Di fatto Matteo Renzi ha rotto gli indugi poco prima che lo facessero le urne. A sorpresa De Luca è divenuto presidente della Regione Campania con il 41% delle preferenze, superando il suo antagonista di quasi tre punti percentuali. In termini assoluti la sua performance non corrisponde certo a un record di consenso: basti pensare che nelle precedenti consultazioni elettorali Caldoro diveniva presidente col 54%dei voti, staccando il suo rivale di ben 11 punti. De Luca ottiene inoltre nel 2015 due punti percentuali in meno di quelli del 2010. Infine cresce anche l’astensionismo di oltre dieci punti, tanto che nelle regioni italiane in cui si è votato un elettori su due decide di non recarsi alle urne. Anche il Pd ottiene un vantaggio di misura sugli altri partiti: con il 19,5% supera il 17,8% di Forza Italia, mentre il Movimento 5 Stelle si conferma terzo polo col 17%.
Esistono molti elementi che contribuiscono a fare delle ultime elezioni campane un vero e proprio successo del nuovo governatore, in gran parte riconducibile a dinamiche locali.
Uno di questi attiene alla consistenza del voto macro-personale, vale a dire il consenso che il candidato alla presidenza riesce a guadagnare in modo autonomo rispetto a partiti e coalizione. De Luca stacca la sua coalizione di ben 7,6%. A ciò si aggiunga la buona affermazione della lista che porta il nome del candidato presidente, che raggiunge il 5% dei voti portando ben quattro consiglieri in assemblea regionale.

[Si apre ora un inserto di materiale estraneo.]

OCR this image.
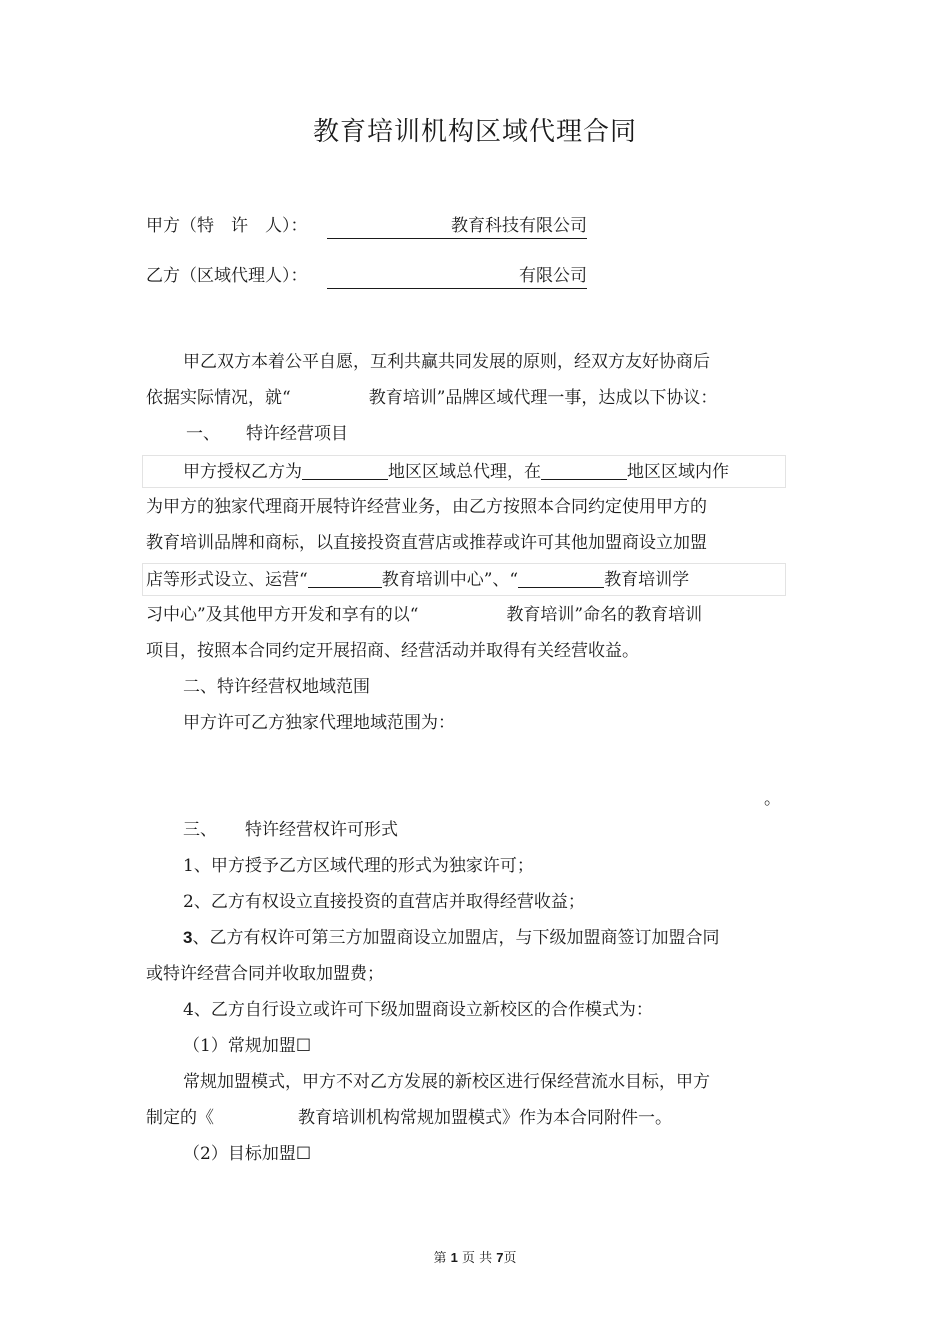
教育培训机构区域代理合同
甲方（特　许　人）：	教育科技有限公司
乙方（区域代理人）：	有限公司
甲乙双方本着公平自愿，互利共赢共同发展的原则，经双方友好协商后
依据实际情况，就“	教育培训”品牌区域代理一事，达成以下协议：
一、 特许经营项目
甲方授权乙方为	地区区域总代理，在	地区区域内作
为甲方的独家代理商开展特许经营业务，由乙方按照本合同约定使用甲方的
教育培训品牌和商标，以直接投资直营店或推荐或许可其他加盟商设立加盟
店等形式设立、运营“	教育培训中心”、“	教育培训学
习中心”及其他甲方开发和享有的以“	教育培训”命名的教育培训
项目，按照本合同约定开展招商、经营活动并取得有关经营收益。
二、特许经营权地域范围
甲方许可乙方独家代理地域范围为：
。
三、 特许经营权许可形式
1、甲方授予乙方区域代理的形式为独家许可；
2、乙方有权设立直接投资的直营店并取得经营收益；
3、乙方有权许可第三方加盟商设立加盟店，与下级加盟商签订加盟合同
或特许经营合同并收取加盟费；
4、乙方自行设立或许可下级加盟商设立新校区的合作模式为：
（1）常规加盟☐
常规加盟模式，甲方不对乙方发展的新校区进行保经营流水目标，甲方
制定的《	教育培训机构常规加盟模式》作为本合同附件一。
（2）目标加盟☐
第 1 页 共 7页
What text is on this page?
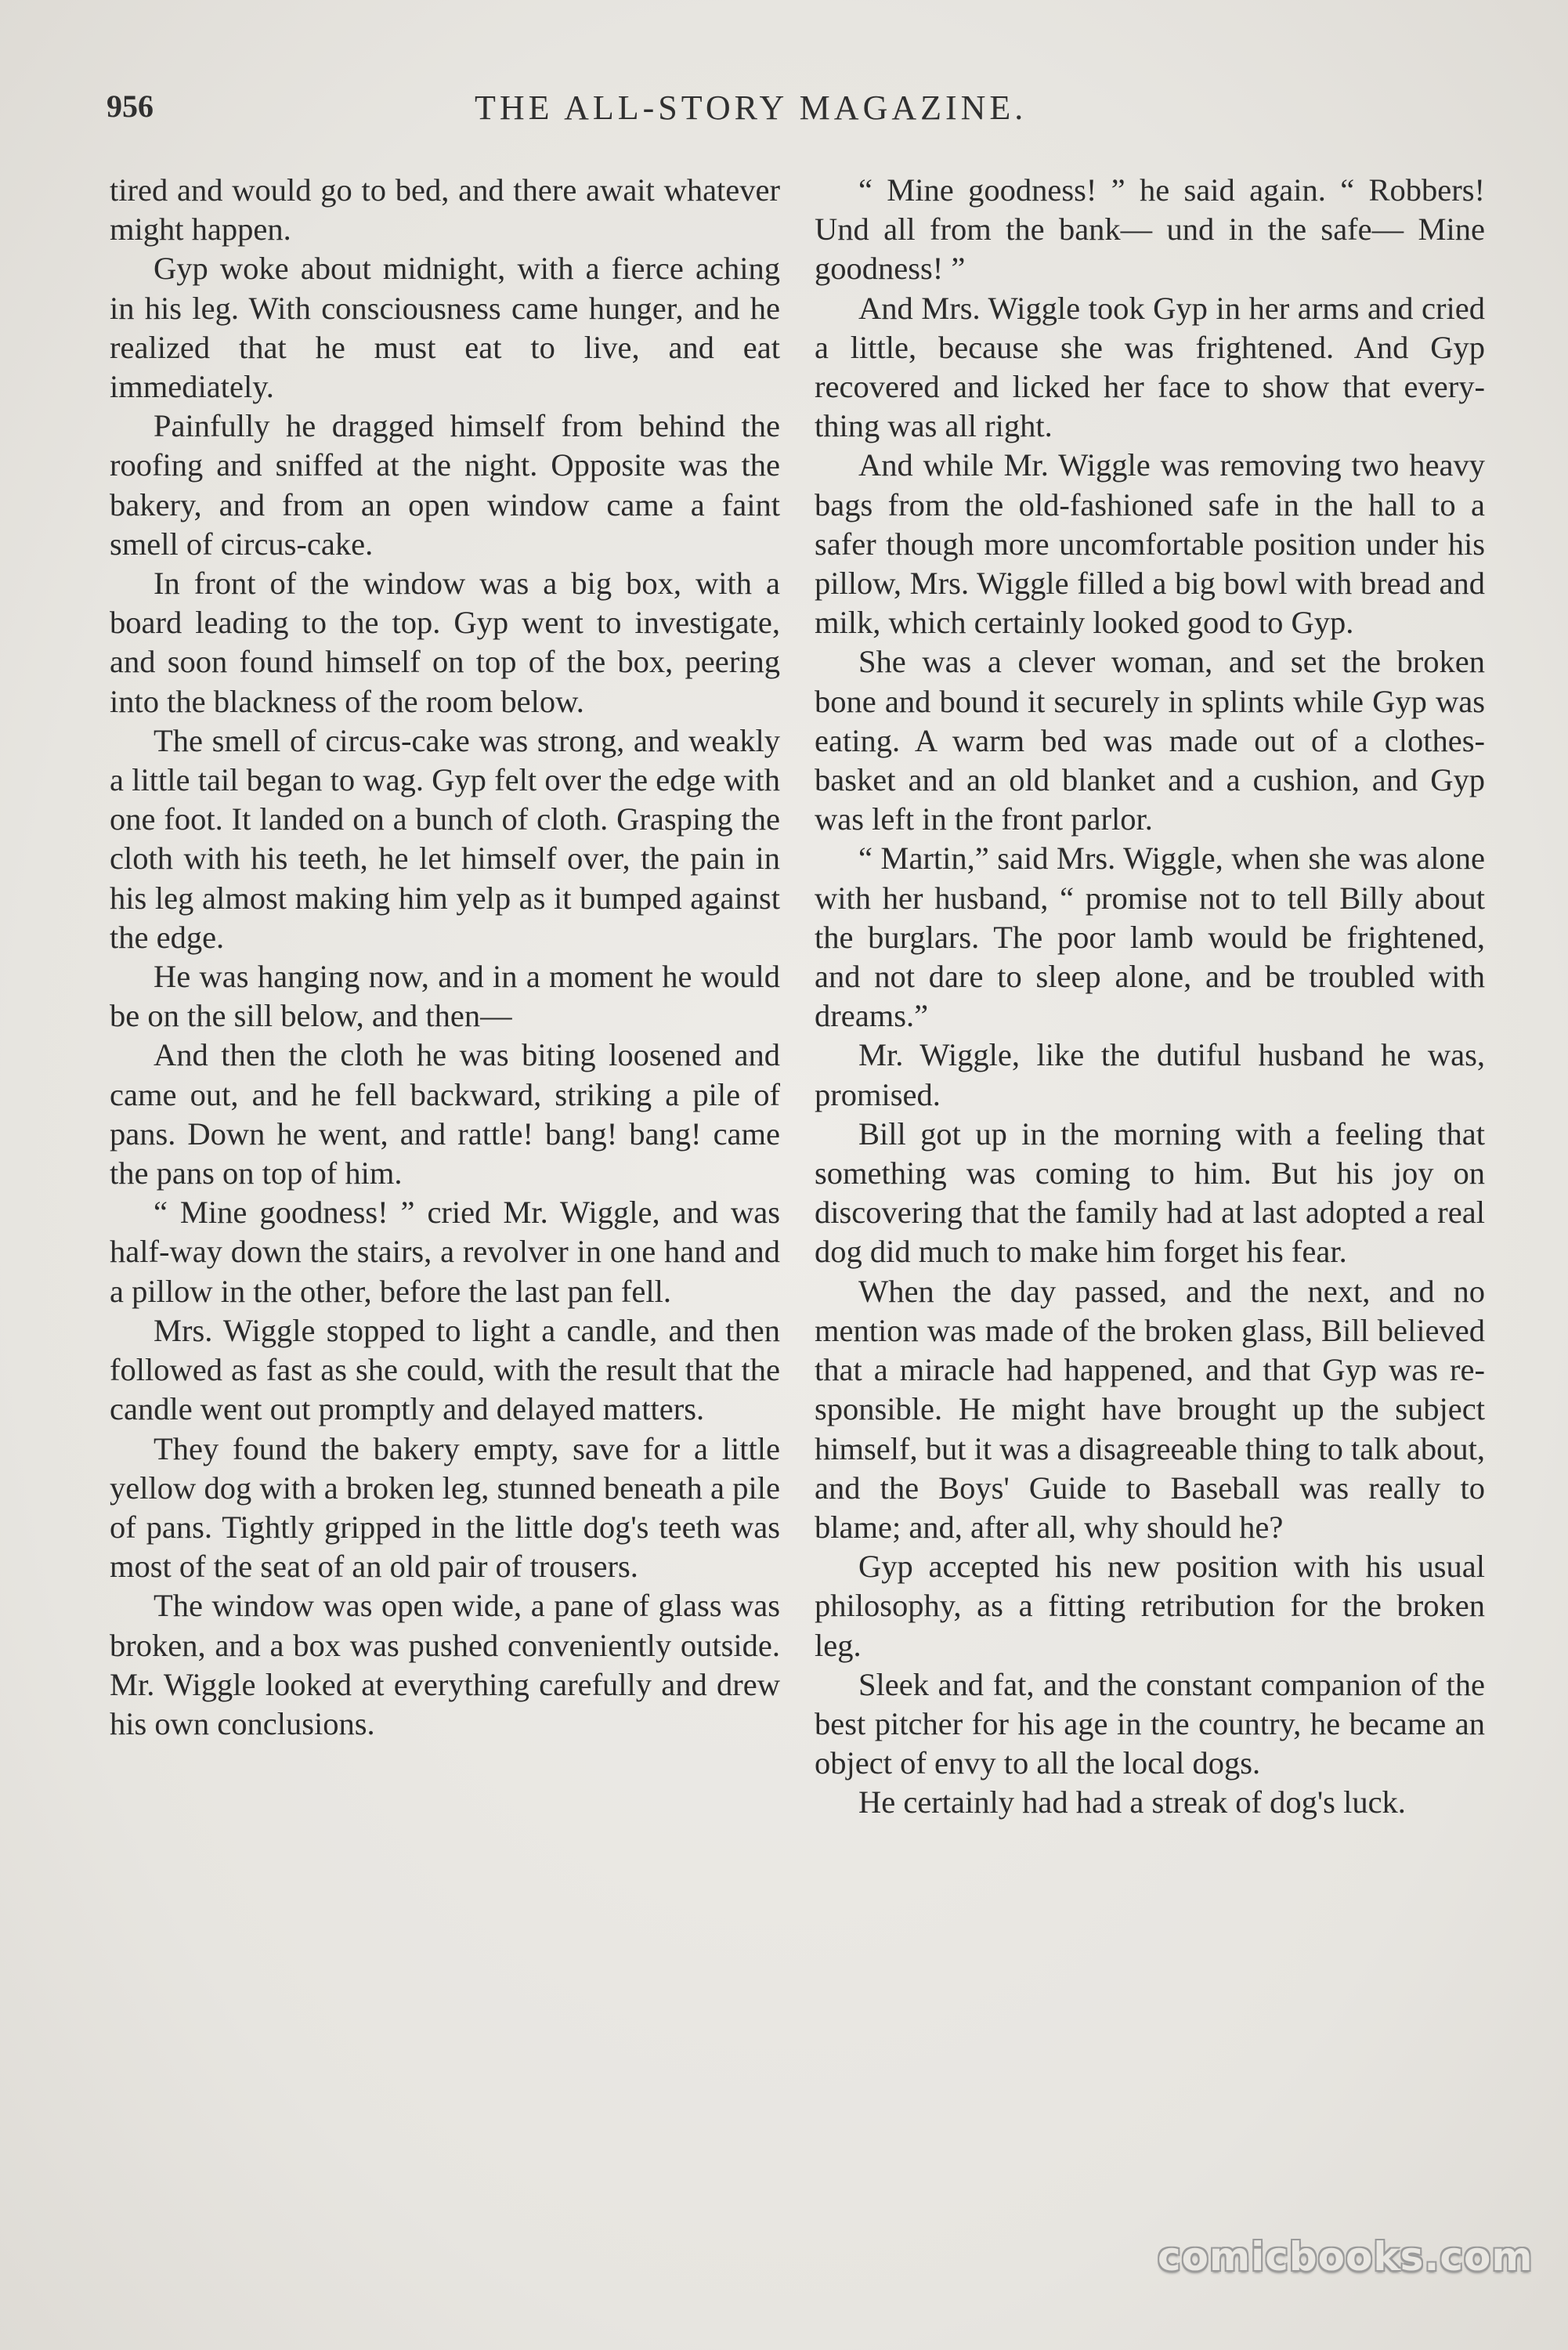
956	THE ALL-STORY MAGAZINE.

tired and would go to bed, and there await whatever might happen.

Gyp woke about midnight, with a fierce aching in his leg. With consciousness came hunger, and he realized that he must eat to live, and eat immediately.

Painfully he dragged himself from behind the roofing and sniffed at the night. Opposite was the bakery, and from an open window came a faint smell of circus-cake.

In front of the window was a big box, with a board leading to the top. Gyp went to investigate, and soon found himself on top of the box, peering into the blackness of the room below.

The smell of circus-cake was strong, and weakly a little tail began to wag. Gyp felt over the edge with one foot. It landed on a bunch of cloth. Grasping the cloth with his teeth, he let himself over, the pain in his leg almost making him yelp as it bumped against the edge.

He was hanging now, and in a moment he would be on the sill below, and then—

And then the cloth he was biting loosened and came out, and he fell backward, striking a pile of pans. Down he went, and rattle! bang! bang! came the pans on top of him.

“ Mine goodness! ” cried Mr. Wiggle, and was half-way down the stairs, a revolver in one hand and a pillow in the other, before the last pan fell.

Mrs. Wiggle stopped to light a candle, and then followed as fast as she could, with the result that the candle went out promptly and delayed matters.

They found the bakery empty, save for a little yellow dog with a broken leg, stunned beneath a pile of pans. Tightly gripped in the little dog's teeth was most of the seat of an old pair of trousers.

The window was open wide, a pane of glass was broken, and a box was pushed conveniently outside. Mr. Wiggle looked at everything carefully and drew his own conclusions.

“ Mine goodness! ” he said again. “ Robbers! Und all from the bank— und in the safe— Mine goodness! ”

And Mrs. Wiggle took Gyp in her arms and cried a little, because she was frightened. And Gyp recovered and licked her face to show that everything was all right.

And while Mr. Wiggle was removing two heavy bags from the old-fashioned safe in the hall to a safer though more uncomfortable position under his pillow, Mrs. Wiggle filled a big bowl with bread and milk, which certainly looked good to Gyp.

She was a clever woman, and set the broken bone and bound it securely in splints while Gyp was eating. A warm bed was made out of a clothes-basket and an old blanket and a cushion, and Gyp was left in the front parlor.

“ Martin,” said Mrs. Wiggle, when she was alone with her husband, “ promise not to tell Billy about the burglars. The poor lamb would be frightened, and not dare to sleep alone, and be troubled with dreams.”

Mr. Wiggle, like the dutiful husband he was, promised.

Bill got up in the morning with a feeling that something was coming to him. But his joy on discovering that the family had at last adopted a real dog did much to make him forget his fear.

When the day passed, and the next, and no mention was made of the broken glass, Bill believed that a miracle had happened, and that Gyp was responsible. He might have brought up the subject himself, but it was a disagreeable thing to talk about, and the Boys' Guide to Baseball was really to blame; and, after all, why should he?

Gyp accepted his new position with his usual philosophy, as a fitting retribution for the broken leg.

Sleek and fat, and the constant companion of the best pitcher for his age in the country, he became an object of envy to all the local dogs.

He certainly had had a streak of dog's luck.

comicbooks.com
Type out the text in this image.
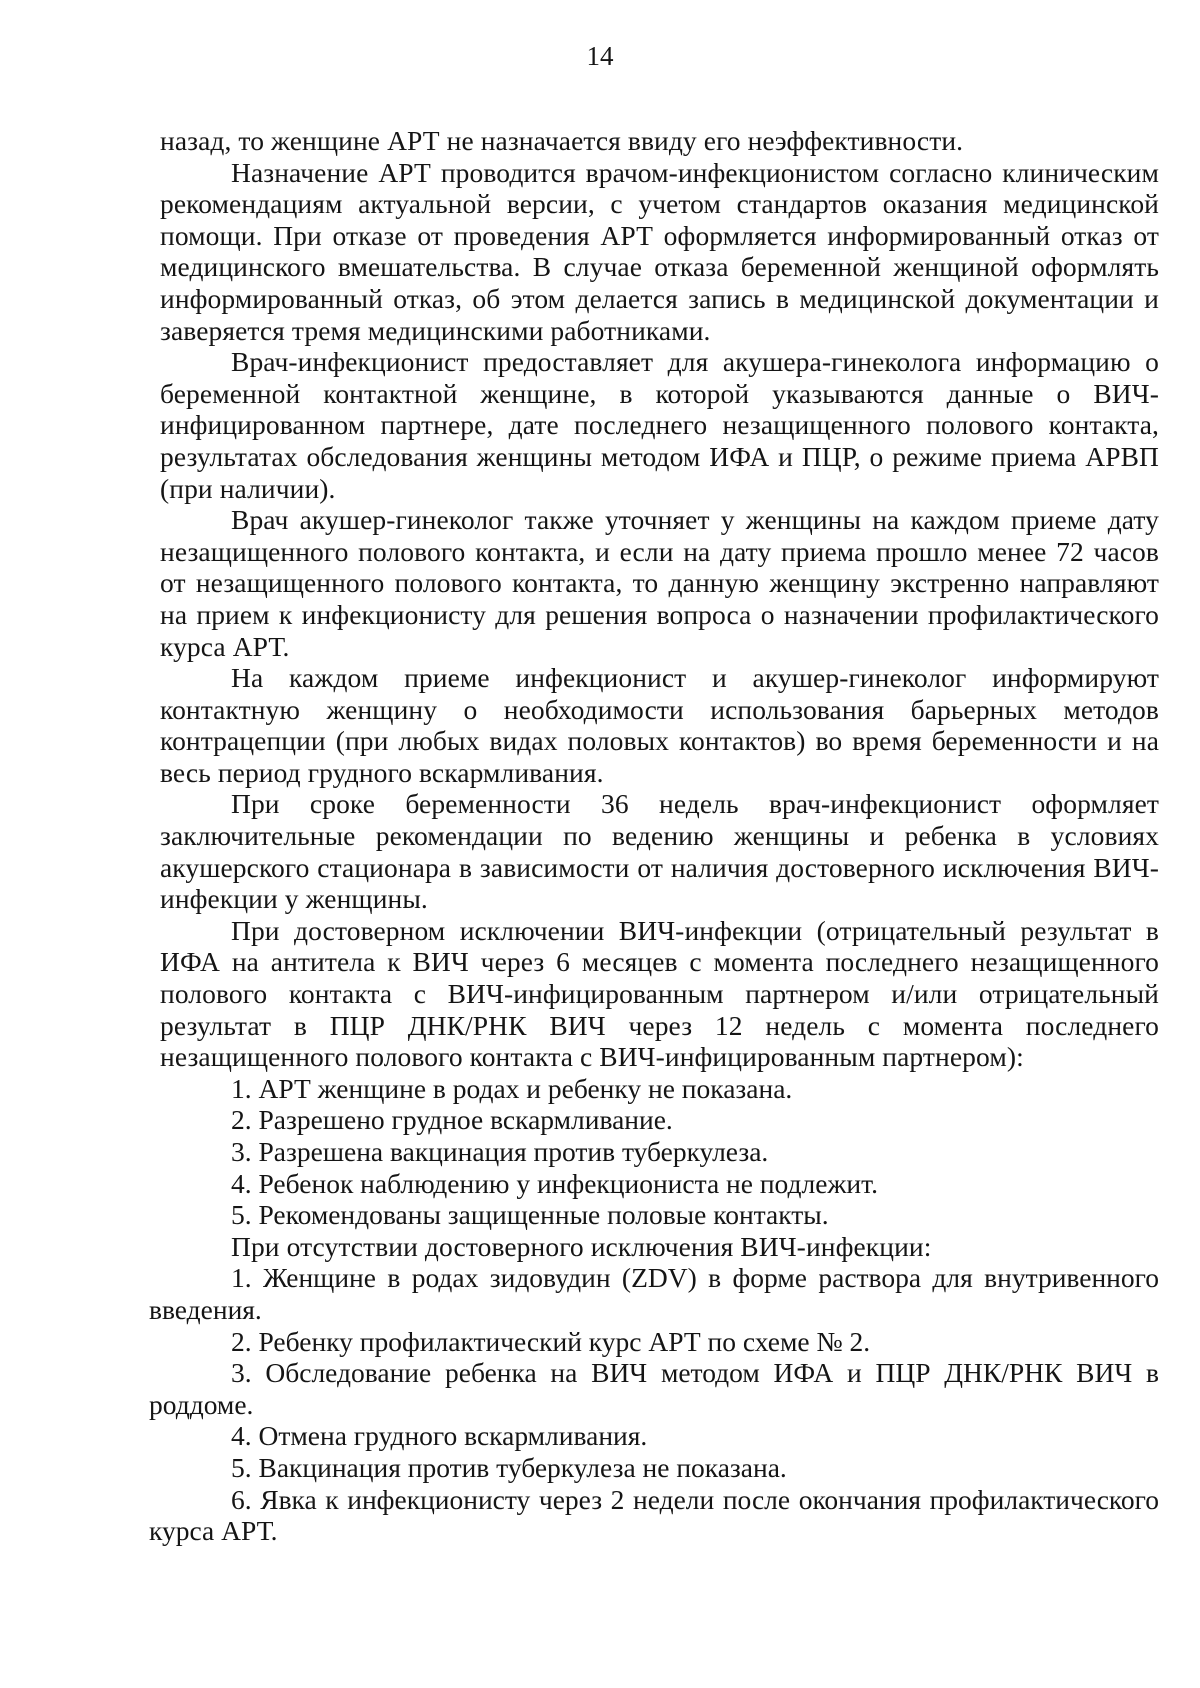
14

назад, то женщине АРТ не назначается ввиду его неэффективности.

Назначение АРТ проводится врачом-инфекционистом согласно клиническим рекомендациям актуальной версии, с учетом стандартов оказания медицинской помощи. При отказе от проведения АРТ оформляется информированный отказ от медицинского вмешательства. В случае отказа беременной женщиной оформлять информированный отказ, об этом делается запись в медицинской документации и заверяется тремя медицинскими работниками.

Врач-инфекционист предоставляет для акушера-гинеколога информацию о беременной контактной женщине, в которой указываются данные о ВИЧ-инфицированном партнере, дате последнего незащищенного полового контакта, результатах обследования женщины методом ИФА и ПЦР, о режиме приема АРВП (при наличии).

Врач акушер-гинеколог также уточняет у женщины на каждом приеме дату незащищенного полового контакта, и если на дату приема прошло менее 72 часов от незащищенного полового контакта, то данную женщину экстренно направляют на прием к инфекционисту для решения вопроса о назначении профилактического курса АРТ.

На каждом приеме инфекционист и акушер-гинеколог информируют контактную женщину о необходимости использования барьерных методов контрацепции (при любых видах половых контактов) во время беременности и на весь период грудного вскармливания.

При сроке беременности 36 недель врач-инфекционист оформляет заключительные рекомендации по ведению женщины и ребенка в условиях акушерского стационара в зависимости от наличия достоверного исключения ВИЧ-инфекции у женщины.

При достоверном исключении ВИЧ-инфекции (отрицательный результат в ИФА на антитела к ВИЧ через 6 месяцев с момента последнего незащищенного полового контакта с ВИЧ-инфицированным партнером и/или отрицательный результат в ПЦР ДНК/РНК ВИЧ через 12 недель с момента последнего незащищенного полового контакта с ВИЧ-инфицированным партнером):

1. АРТ женщине в родах и ребенку не показана.

2. Разрешено грудное вскармливание.

3. Разрешена вакцинация против туберкулеза.

4. Ребенок наблюдению у инфекциониста не подлежит.

5. Рекомендованы защищенные половые контакты.

При отсутствии достоверного исключения ВИЧ-инфекции:

1. Женщине в родах зидовудин (ZDV) в форме раствора для внутривенного введения.

2. Ребенку профилактический курс АРТ по схеме № 2.

3. Обследование ребенка на ВИЧ методом ИФА и ПЦР ДНК/РНК ВИЧ в роддоме.

4. Отмена грудного вскармливания.

5. Вакцинация против туберкулеза не показана.

6. Явка к инфекционисту через 2 недели после окончания профилактического курса АРТ.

Basta poi dare uno sguardo alle liste presentate alle elezioni campane per rendersi conto di come la politica regionale possa presentare le sue peculiarità. Si sono avute ben 22 liste in campo, che superano le diciassette con le quali la Campania occupava uno dei primo posti tra le regioni italiane all’ultimo appuntamento elettorale. La sola coalizione del centro-sinistra si è composta di ben 9 soggetti. Se dunque i sistemi politici regionali si sono distanziati dal formato della competizione al centro del paese, la Campania è stato uno degli esempi più chiari di frammentazione dell’offerta elettorale.
Un terzo elemento che ribadisce la natura locale di queste elezioni è la persistenza del voto di preferenza, che al Sud da sempre ha conosciuto dimensioni molto significative e che sembra ancora riguardare un votante su due. Segno che la campagna elettorale meridionale è ancorata ai discorsi della politica nazionale quanto al porta al porta degli aspiranti consiglieri.
In uno scenario del genere la vittoria di De Luca, anche se non raggiunge numeri plebiscitari, non si può che attribuire alla performance elettorale del candidato, che lontano e anche nonostante i difficili equilibri al centro del paese, è riuscito a conquistare il posto di presidente. Grazie alla sua immagine di amministratore efficace e alla sua capacità di controllo del territorio. A molti è sembrata una campagna elettorale combattuta come si farebbe in una città di media dimensione, con energia e tenacia, orientati al contatto con i cittadini. Sono anche in molti ora ad aspettare che il sindaco possa utilizzare il suo expertise per il governo della regione.